What troubled me most during the campaign was how Obama threw the Rev. Jeremiah Wright under the bus, after that historic speech in Philadelphia about how he couldn’t abandon him any more than his white grandmother. It got me wondering whether Obama would even want the endorsement of any celebrity who espoused left-of-center leanings.

Well, that was the fear of my close partners, including brother Tavis [Smiley]. I was with Obama from Iowa, from the very beginning. I spoke twice on his behalf back then. But in the middle of the campaign, I also spoke at Jeremiah Wright’s retirement and defended him in his church. I asked what was wrong with his saying God damn a nation that had killed innocent people. There’s nothing controversial about that whatsoever.

It was interesting, because the Obama surrogates had to be OK’d by the national headquarters in Chicago. And they said “no” to most of the black folks who were suggested. Yet when my name came up to speak in Ohio, they said “yes,” according to one black brother who was on staff there. He was surprised, after all the stuff he’d heard me saying. When he asked why I’d been approved, they told him, “We really believe, that, deep down, brother West really loves Obama. He just speaks his mind. And when he speaks his mind, he actually brings more people.”

And, of course, they’re interested in votes: “He brings more credibility, even though Barack knows he’s going to be critiqued when brother West’s there. But he’s also going to get his support because he criticizes in such a way that he’s not going to be trashing our candidate, because he really loves him.” And sure enough, I was invited to Ohio in October by the campaign, whereas there were a number of other folks they rejected, including some members of the Congressional Black Caucus.

Why were they rejected? Because they had supported [New York Sen.] Hillary [Clinton] in the primaries?

Yes, and because they thought they couldn’t bring big enough crowds, and they didn’t think they would speak with enough passion. They didn’t just want technocrats out there and have only 75 people show up. They wanted somebody who speaks with passion who was going to connect. That’s the only way you get people to the polls.

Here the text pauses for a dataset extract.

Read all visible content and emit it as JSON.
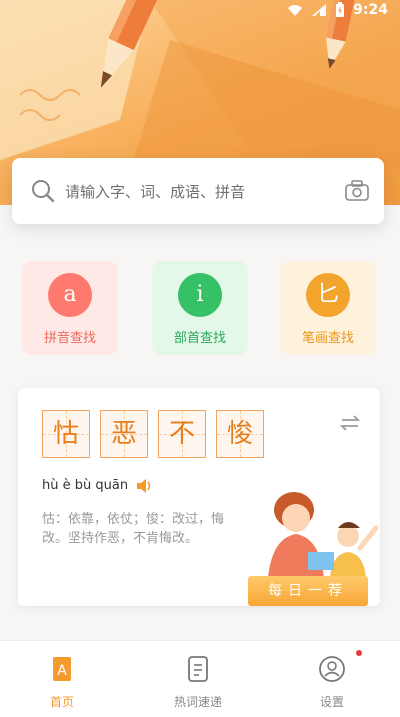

What do you think of Obama’s appointments of Hillary and so many folks from the Clinton administration?

We now live in the Age of Obama. It’s such a profoundly overwhelming and in some ways unprecedented moment. I fear that my dear brother Obama might be reluctant to step into his own age. So he’s falling back on them and recycling them to have some sense of connection to what was before and for their savvy and experience. But I think the crisis is so deep that we’re going to need a much deeper break from the Age of Ronald Reagan.

It is understandable that Obama would be hesitant to step into his own age, because if he makes his own break he could be accused of bringing in radicals or inexperienced people. He thinks he needs to make the establishment feel comfortable. Consequently, the establishment’s crazy about all the people he’s picked so far.

Even the Republicans, which is scary to some.

Absolutely! That’s very scary. That would make me have grounds for suspicion. However, I do want to give him time. If he really does aspire to what I believe and hope he aspires to — namely, to be a progressive Lincoln — then we have to be like Frederick Douglass to help push him. If he has his own vision, then he could use these folks to push it through. But he has to be bold enough, strong enough and visionary enough to step into his own age.

When he chose Rahm Emanuel as his chief of staff, I wasn’t excited at all. But I do want to give him time, because Emanuel is such a bulldog maybe he can push progressive legislation through, the way he pushed through NAFTA and the welfare bill, both of which were disasters for the working people and poor people. So I’m just being honest about our skepticism.